B. J. Paxton, The Center for Conservation Biology
M D. Wilson, The Center for Conservation Biology

Abstract

• NASA has proposed A 750 foot guyed instrumentation tower to be constructed on Wallops Island, VA at one of two locations. • Wallops Island is embedded within a critical location along the Atlantic Flyway that supports millions of avian species annually, many of which are of conservation concern. Since this tower has the potential to act as a collision hazard for birds, NASA has requested a synthesis of existing information on the species exposure and relative vulnerability to the proposed construction. • The proposed tower site and its alternative are relatively identical with respect to location from shoreline or other natural habitats use by birds and are only separated by 2,300 feet.
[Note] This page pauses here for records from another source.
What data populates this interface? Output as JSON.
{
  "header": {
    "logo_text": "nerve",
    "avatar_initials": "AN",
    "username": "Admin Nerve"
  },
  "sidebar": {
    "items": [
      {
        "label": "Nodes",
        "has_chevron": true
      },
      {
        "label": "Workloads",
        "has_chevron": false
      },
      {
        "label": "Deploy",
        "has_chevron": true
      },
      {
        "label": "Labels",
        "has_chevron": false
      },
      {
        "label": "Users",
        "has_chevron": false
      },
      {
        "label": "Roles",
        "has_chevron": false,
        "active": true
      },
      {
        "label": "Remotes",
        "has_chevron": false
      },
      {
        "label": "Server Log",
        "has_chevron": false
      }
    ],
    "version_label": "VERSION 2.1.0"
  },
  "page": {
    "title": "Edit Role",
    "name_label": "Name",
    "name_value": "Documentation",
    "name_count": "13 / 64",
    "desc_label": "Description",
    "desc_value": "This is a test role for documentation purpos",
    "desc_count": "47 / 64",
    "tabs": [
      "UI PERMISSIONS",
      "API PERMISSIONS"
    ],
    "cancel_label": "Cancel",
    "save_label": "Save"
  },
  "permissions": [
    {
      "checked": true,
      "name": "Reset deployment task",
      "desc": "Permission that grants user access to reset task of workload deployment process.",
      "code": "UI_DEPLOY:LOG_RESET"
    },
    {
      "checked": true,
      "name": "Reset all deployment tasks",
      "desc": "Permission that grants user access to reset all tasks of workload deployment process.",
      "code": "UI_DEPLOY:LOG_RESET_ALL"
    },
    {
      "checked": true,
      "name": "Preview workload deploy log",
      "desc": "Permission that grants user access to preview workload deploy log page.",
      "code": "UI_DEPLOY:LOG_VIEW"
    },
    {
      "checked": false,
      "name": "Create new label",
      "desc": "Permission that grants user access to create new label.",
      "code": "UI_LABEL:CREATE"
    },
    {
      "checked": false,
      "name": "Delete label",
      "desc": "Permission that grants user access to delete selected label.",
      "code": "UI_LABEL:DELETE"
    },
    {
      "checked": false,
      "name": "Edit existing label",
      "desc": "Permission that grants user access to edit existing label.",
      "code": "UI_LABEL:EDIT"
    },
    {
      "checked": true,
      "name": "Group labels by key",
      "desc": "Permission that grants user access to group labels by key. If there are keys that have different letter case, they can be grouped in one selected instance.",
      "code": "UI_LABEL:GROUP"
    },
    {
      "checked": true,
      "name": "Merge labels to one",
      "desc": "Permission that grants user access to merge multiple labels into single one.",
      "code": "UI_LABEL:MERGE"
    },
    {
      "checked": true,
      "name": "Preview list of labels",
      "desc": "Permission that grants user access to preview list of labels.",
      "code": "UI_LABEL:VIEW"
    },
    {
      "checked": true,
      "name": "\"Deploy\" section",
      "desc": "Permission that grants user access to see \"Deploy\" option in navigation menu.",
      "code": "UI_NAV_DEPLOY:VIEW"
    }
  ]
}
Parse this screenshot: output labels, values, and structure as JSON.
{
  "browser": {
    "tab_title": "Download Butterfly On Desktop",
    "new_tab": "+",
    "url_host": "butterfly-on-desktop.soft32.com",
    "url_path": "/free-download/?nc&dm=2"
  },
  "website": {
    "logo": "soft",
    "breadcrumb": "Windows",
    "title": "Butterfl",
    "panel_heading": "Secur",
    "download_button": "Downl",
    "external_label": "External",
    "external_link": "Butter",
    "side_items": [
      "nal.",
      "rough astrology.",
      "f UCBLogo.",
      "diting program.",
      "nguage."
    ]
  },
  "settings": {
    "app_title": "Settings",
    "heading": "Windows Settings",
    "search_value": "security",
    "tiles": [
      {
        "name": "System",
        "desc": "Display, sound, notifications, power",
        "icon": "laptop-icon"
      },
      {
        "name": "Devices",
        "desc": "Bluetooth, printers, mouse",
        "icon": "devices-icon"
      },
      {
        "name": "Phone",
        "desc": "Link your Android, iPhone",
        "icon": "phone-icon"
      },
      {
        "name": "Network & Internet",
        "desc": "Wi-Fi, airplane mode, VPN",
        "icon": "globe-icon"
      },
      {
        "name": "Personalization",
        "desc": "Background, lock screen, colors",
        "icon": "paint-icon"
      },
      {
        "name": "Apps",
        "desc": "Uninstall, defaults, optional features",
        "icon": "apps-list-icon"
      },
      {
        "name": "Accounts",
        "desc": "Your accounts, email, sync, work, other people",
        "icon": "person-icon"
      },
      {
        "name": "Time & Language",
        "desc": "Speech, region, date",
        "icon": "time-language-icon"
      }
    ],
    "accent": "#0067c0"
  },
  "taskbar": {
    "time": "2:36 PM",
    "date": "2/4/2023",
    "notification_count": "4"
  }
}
There is no indication from known information that one site or the other poses any greater or lesser risk to collision by birds. • While the construction of an instrumentation tower on Wallops Island may result in bird mortality collisions, a central question from a population perspective, is not how many individuals would be killed annually but if the focal population would be able to sustain the mortality incurred and still reach conservation and management objectives. • Information required to make a full assessment on an expected mortality rate from the proposed tower does not exist. Information required for this type of assessment would include full understanding of the distribution of migrant corridors, breeding populations, winter populations and the flight altitudes of many species. In many cases this is only possible through post-construction monitoring. Because this monitoring data does not exist, the best assessment, based on the information available, was undertaken to provide relative levels of risk based on characteristics of broad population overlap with the tower site and species flight and behavioral characteristics.